At first, it was rough going for the film to even find an audience in Canada. Rejected by the programming committee of the prestigious Toronto International Film Festival, it was pure luck that producer Greg Klymkiw’s protests on behalf of the film eventually found the ear of New York cult film impresario Ben Barenholtz. Barenholtz, whose golden touch had earlier made David Lynch’s Eraserhead a perennial midnight movie favorite, found a suitable home for Maddin’s film at Greenwich Village’s famous Quad Cinema, where it played for two years. Tales from the Gimli Hospital is available on video and DVD.
Reefer Madness (1936)
Hey, why does this theater smell like burning rope? A lot of people apparently still labor under the misapprehension that Reefer Madness is risible government propaganda, but the truth is actually testament of another kind to the staying power of ulterior motives.

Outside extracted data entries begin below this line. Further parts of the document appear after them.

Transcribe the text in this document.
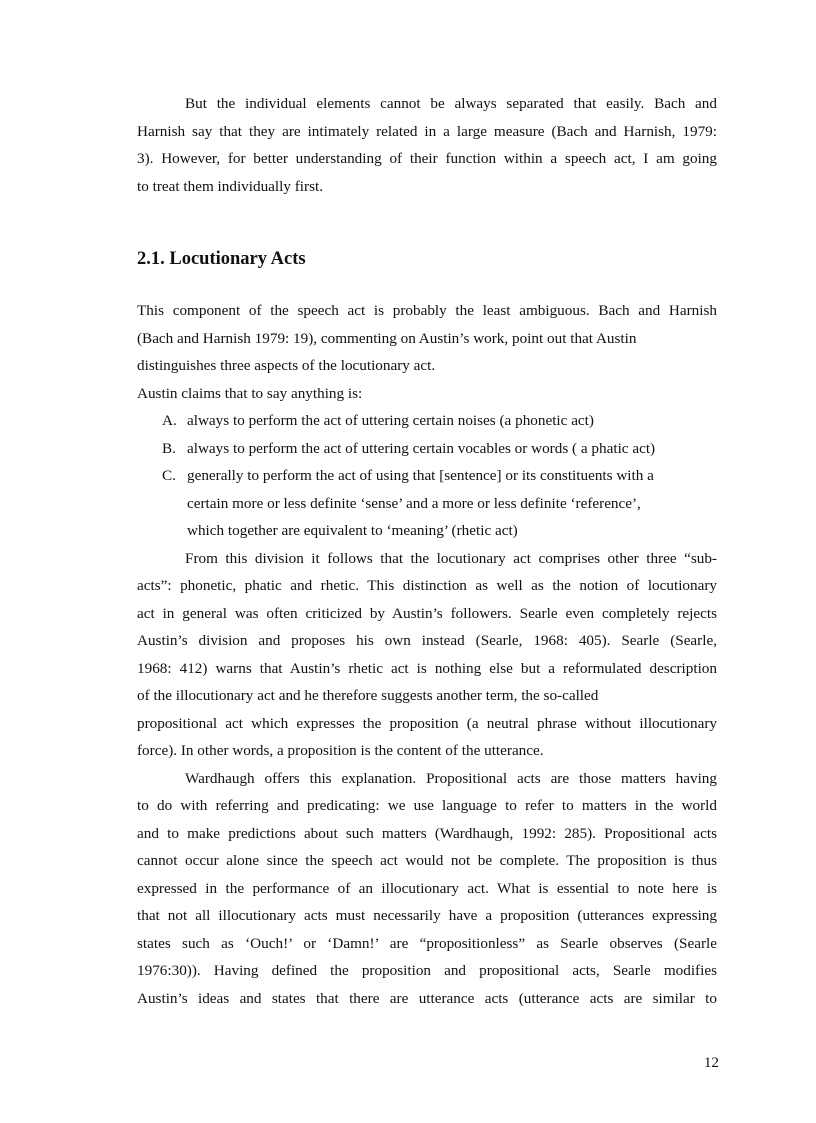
But the individual elements cannot be always separated that easily. Bach and
Harnish say that they are intimately related in a large measure (Bach and Harnish, 1979:
3). However, for better understanding of their function within a speech act, I am going
to treat them individually first.
2.1. Locutionary Acts
This component of the speech act is probably the least ambiguous. Bach and Harnish
(Bach and Harnish 1979: 19), commenting on Austin’s work, point out that Austin
distinguishes three aspects of the locutionary act.
Austin claims that to say anything is:
A. always to perform the act of uttering certain noises (a phonetic act)
B. always to perform the act of uttering certain vocables or words ( a phatic act)
C. generally to perform the act of using that [sentence] or its constituents with a
certain more or less definite ‘sense’ and a more or less definite ‘reference’,
which together are equivalent to ‘meaning’ (rhetic act)
From this division it follows that the locutionary act comprises other three “sub-
acts”: phonetic, phatic and rhetic. This distinction as well as the notion of locutionary
act in general was often criticized by Austin’s followers. Searle even completely rejects
Austin’s division and proposes his own instead (Searle, 1968: 405). Searle (Searle,
1968: 412) warns that Austin’s rhetic act is nothing else but a reformulated description
of the illocutionary act and he therefore suggests another term, the so-called
propositional act which expresses the proposition (a neutral phrase without illocutionary
force). In other words, a proposition is the content of the utterance.
Wardhaugh offers this explanation. Propositional acts are those matters having
to do with referring and predicating: we use language to refer to matters in the world
and to make predictions about such matters (Wardhaugh, 1992: 285). Propositional acts
cannot occur alone since the speech act would not be complete. The proposition is thus
expressed in the performance of an illocutionary act. What is essential to note here is
that not all illocutionary acts must necessarily have a proposition (utterances expressing
states such as ‘Ouch!’ or ‘Damn!’ are “propositionless” as Searle observes (Searle
1976:30)). Having defined the proposition and propositional acts, Searle modifies
Austin’s ideas and states that there are utterance acts (utterance acts are similar to
12
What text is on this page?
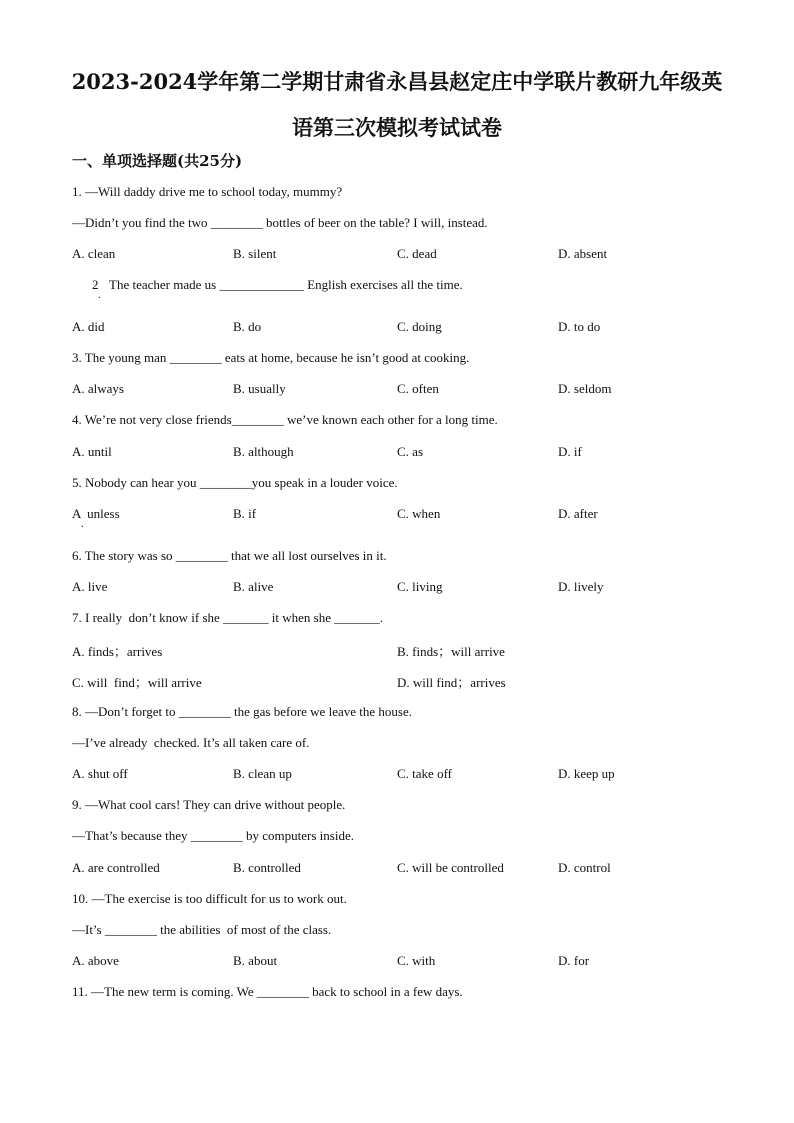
2023-2024学年第二学期甘肃省永昌县赵定庄中学联片教研九年级英
语第三次模拟考试试卷
一、单项选择题(共25分)
1. —Will daddy drive me to school today, mummy?
—Didn’t you find the two ________ bottles of beer on the table? I will, instead.
A. clean	B. silent	C. dead	D. absent
2
.
The teacher made us _____________ English exercises all the time.
A. did	B. do	C. doing	D. to do
3. The young man ________ eats at home, because he isn’t good at cooking.
A. always	B. usually	C. often	D. seldom
4. We’re not very close friends________ we’ve known each other for a long time.
A. until	B. although	C. as	D. if
5. Nobody can hear you ________you speak in a louder voice.
A  unless
.
B. if	C. when	D. after
6. The story was so ________ that we all lost ourselves in it.
A. live	B. alive	C. living	D. lively
7. I really  don’t know if she _______ it when she _______.
A. finds；arrives	B. finds；will arrive
C. will  find；will arrive	D. will find；arrives
8. —Don’t forget to ________ the gas before we leave the house.
—I’ve already  checked. It’s all taken care of.
A. shut off	B. clean up	C. take off	D. keep up
9. —What cool cars! They can drive without people.
—That’s because they ________ by computers inside.
A. are controlled	B. controlled	C. will be controlled	D. control
10. —The exercise is too difficult for us to work out.
—It’s ________ the abilities  of most of the class.
A. above	B. about	C. with	D. for
11. —The new term is coming. We ________ back to school in a few days.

Back in the ’30s when the film was made, the movie industry had just recently (and reluctantly) adopted the Motion Picture Production Code—better known as the Hays Code—which forbade all sorts of movie behavior, ranging from “suggestive postures or gestures” to “the use of liquor in American life.” In short, it vigorously prohibited anything in a movie that would “lower the moral standards of those who see it.”
But instead of stamping out filth in the movies, the Hays Code merely legitimized more of it than ever in films, like Reefer Madness, exhibited under the false pretense of public welfare. It’s an intriguing chapter in American movie history, and Reefer Madness is just one of dozens of drugsploitation movies produced at the time. First revived as a pot-rally fundraiser (NORML founder Keith Stroup purchased a print from the Library of Congress film archives for $297), the film has since taken on a life of its own as a midnight movie favorite. Betcha didn’t know: Reefer Madness became the first big hit for a then-fledgling distributor called New Line Cinema.
Night of the Living Dead (1968)
In the same way that a rock ’n’ roll movie needs time to ferment in its own juices before it can be considered a classic, a filmmaker can’t just up and create a midnight-movie classic. The winning recipe seems to call for just the right balance of vision, ineptitude, enthusiasm and poverty-driven resourcefulness on the production side, but at a certain point, fate (or something like it) has to take over.
Horror aficionados discovered first-time director George Romero’s zombie flick (curiously, the word “zombie” is never used in the movie) playing on the bottom of the bill at boondocks drive-ins and run-down theaters on New York’s 42nd Street. Once critics picked up on the street-level buzz, their enthusiastic reviews helped move the film onto the midnight movie circuit, where it has remained ever since—for well over 30 years.
A few good jolts aside, it’s hard to imagine a time when audiences found the movie genuinely frightening. Nowadays moviegoers are more likely to laugh at the mordant wit leaking through Romero’s pessimistic “allegory” of friends and families turning on each other. “The zombies are us,” Romero has said of his movie, completed in 30 shooting days over a seven-month period in 1968. “We create them so we can kill them off, justifying ourselves. It’s a kind of penance, self-exorcism.” Avoid the colorized version when renting. Betcha didn’t know: Duane Jones (Ben) is generally considered to be the first African-American lead in a horror movie.